In 2012, OOIDA began collecting information from drivers in a lumper-focused portion of a member survey, finding that the issue of lumping fees remained a big one at grocery-warehouse locations. Sixty percent of total survey respondents “indicated that they have used lumpers, with 36.5 percent being required to use lumpers when they would have preferred to unload themselves,” survey results read. Among survey respondents paying lumper fees, “nine percent do not receive any reimbursement.”
Reader responses:
Chris Harkins: Lumpers are the sole reason I do not ever haul anything that you might find in a grocery store! Last time I had a run-in with them was about 10 years ago at McLane North East in Contoocook, N.H. I had a midnight appointment which I arrived on-time for with just six pallets of pretzels. I handed in my paperwork and was given a door. I was then approached by the lumper “service” and told it would cost me $50 to get unloaded. I said, “No thanks, I’m all set,” and used my own pallet jack and placed the six pallets in a neat row so they could be counted and inspected for damage. After an hour of waiting I inquired about what was taking so long. I was then told that the pallets needed to be broken down and restacked onto smaller pallets. I just laughed. I was then told that the lumper “service” could do it but it was going to cost me $150 now. Again I laughed. I took my pallet jack and reloaded the 6 pallets back onto my trailer, went up front and asked to see my paperwork. The dispatcher gave it to me and I turned to walk out the door. He started yelling at me to get back there because they needed that product. I said, “Apparently not enough to sign for it and get me on my way without some sort of payment to your lumper service.” … It was not 15 minutes later that I got a call from the broker asking what was going on. (It’s now 2 a.m.) I told him what just happened and he told me I had to go back and just to pay the lumpers and he would pay me for it. To which I replied, “Not without an additional $200 for a redelivery tomorrow. So there better be a rate confirmation on the fax before I get home, and when I come back tomorrow, if they mention lumpers I’m out of there. Well, it’s amazing how fast things went the next night.”

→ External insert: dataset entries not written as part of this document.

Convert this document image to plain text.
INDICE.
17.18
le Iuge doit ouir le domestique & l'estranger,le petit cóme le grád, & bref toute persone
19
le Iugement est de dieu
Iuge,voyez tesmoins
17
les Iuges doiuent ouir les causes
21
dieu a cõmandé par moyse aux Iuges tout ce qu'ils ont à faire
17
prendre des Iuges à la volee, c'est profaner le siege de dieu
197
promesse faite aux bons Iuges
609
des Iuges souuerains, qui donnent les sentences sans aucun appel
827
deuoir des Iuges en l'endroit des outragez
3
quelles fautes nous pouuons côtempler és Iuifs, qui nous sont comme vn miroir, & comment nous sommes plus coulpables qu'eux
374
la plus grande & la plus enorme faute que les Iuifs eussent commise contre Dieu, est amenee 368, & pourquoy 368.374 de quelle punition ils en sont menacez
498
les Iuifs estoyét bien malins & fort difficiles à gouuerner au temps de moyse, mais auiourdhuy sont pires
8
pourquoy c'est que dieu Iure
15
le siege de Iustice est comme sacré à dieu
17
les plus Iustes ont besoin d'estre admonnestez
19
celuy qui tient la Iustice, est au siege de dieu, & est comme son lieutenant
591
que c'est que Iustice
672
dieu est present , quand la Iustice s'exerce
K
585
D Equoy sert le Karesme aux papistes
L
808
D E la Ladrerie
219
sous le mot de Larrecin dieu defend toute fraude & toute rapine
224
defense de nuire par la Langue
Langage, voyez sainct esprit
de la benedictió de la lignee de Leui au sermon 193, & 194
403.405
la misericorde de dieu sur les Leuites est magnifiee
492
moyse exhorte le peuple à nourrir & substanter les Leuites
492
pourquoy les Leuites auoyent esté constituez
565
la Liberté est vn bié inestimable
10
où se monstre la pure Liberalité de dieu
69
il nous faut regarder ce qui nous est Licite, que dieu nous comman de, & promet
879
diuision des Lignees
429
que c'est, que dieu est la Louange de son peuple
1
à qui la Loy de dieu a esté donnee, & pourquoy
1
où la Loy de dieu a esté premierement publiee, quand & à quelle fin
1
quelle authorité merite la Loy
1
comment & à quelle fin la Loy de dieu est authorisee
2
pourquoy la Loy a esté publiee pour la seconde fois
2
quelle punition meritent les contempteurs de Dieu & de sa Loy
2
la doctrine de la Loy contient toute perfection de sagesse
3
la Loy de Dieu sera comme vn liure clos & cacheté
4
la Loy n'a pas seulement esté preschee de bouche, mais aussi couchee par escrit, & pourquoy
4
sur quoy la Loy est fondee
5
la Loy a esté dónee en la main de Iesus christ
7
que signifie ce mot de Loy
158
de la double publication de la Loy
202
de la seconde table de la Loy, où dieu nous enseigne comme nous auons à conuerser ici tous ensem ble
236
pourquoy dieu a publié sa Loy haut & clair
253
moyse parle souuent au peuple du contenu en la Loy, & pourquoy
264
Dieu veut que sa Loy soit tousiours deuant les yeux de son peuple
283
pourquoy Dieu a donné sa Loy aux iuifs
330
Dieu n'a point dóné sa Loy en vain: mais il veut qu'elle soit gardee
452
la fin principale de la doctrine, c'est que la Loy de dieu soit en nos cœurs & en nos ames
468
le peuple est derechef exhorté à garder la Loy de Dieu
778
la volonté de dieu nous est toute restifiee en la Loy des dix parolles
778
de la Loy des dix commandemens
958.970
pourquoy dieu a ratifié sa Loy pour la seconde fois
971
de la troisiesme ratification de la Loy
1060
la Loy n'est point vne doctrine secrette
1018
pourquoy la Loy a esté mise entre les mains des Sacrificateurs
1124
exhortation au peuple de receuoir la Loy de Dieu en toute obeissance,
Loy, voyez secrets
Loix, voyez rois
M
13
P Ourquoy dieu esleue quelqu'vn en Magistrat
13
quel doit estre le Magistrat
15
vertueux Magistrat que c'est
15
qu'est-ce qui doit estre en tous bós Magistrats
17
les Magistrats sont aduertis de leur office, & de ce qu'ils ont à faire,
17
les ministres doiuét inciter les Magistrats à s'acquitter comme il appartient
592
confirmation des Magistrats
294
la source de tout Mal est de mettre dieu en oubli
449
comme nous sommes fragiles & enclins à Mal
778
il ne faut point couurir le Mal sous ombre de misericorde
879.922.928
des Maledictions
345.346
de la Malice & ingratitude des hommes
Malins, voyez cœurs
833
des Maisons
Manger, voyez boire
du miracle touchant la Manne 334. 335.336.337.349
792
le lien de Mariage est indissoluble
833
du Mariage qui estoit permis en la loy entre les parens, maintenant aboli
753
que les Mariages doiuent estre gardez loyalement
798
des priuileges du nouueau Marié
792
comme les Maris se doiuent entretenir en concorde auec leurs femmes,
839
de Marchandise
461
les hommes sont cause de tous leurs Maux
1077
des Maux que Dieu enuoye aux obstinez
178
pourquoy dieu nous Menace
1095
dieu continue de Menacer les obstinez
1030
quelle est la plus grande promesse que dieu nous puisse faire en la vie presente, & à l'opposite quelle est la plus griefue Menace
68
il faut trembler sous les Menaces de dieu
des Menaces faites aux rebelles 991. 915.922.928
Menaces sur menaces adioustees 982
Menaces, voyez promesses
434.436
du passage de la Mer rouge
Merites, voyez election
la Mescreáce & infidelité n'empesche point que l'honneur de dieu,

Craig Vecellio: Normally, I pull a flatbed, and lumpers are among the reasons. One time when flat freight was low, I got put on a dry van delivering to a grocery warehouse in Jersey. When I got there … four of them [were] sitting at a table playing cards, and they wanted me to wait 15 hours to unload. “Where’s the pallet jack?” I said. “I’ll do it.” They said, “No no no, this is a Teamsters shop, you can’t do that!” I said, “I usually flatbed, I’m used to handling the load,” and started pulling boxes off the pallets by hand…. I got unloaded.
Jon McLaughlin: I just tell them that I did not just show up with this load and ask them if they wanted it. That somebody for the company ordered it and that I will not pay to have their order unloaded. If they want it, they will unload it…. That has worked several times. Or I call the load broker and tell them that it is their responsibility and that I was not paid enough for this. Now when I go to load, I check what the commodity is and ask if a lumper fee is involved. If so, I decline the load.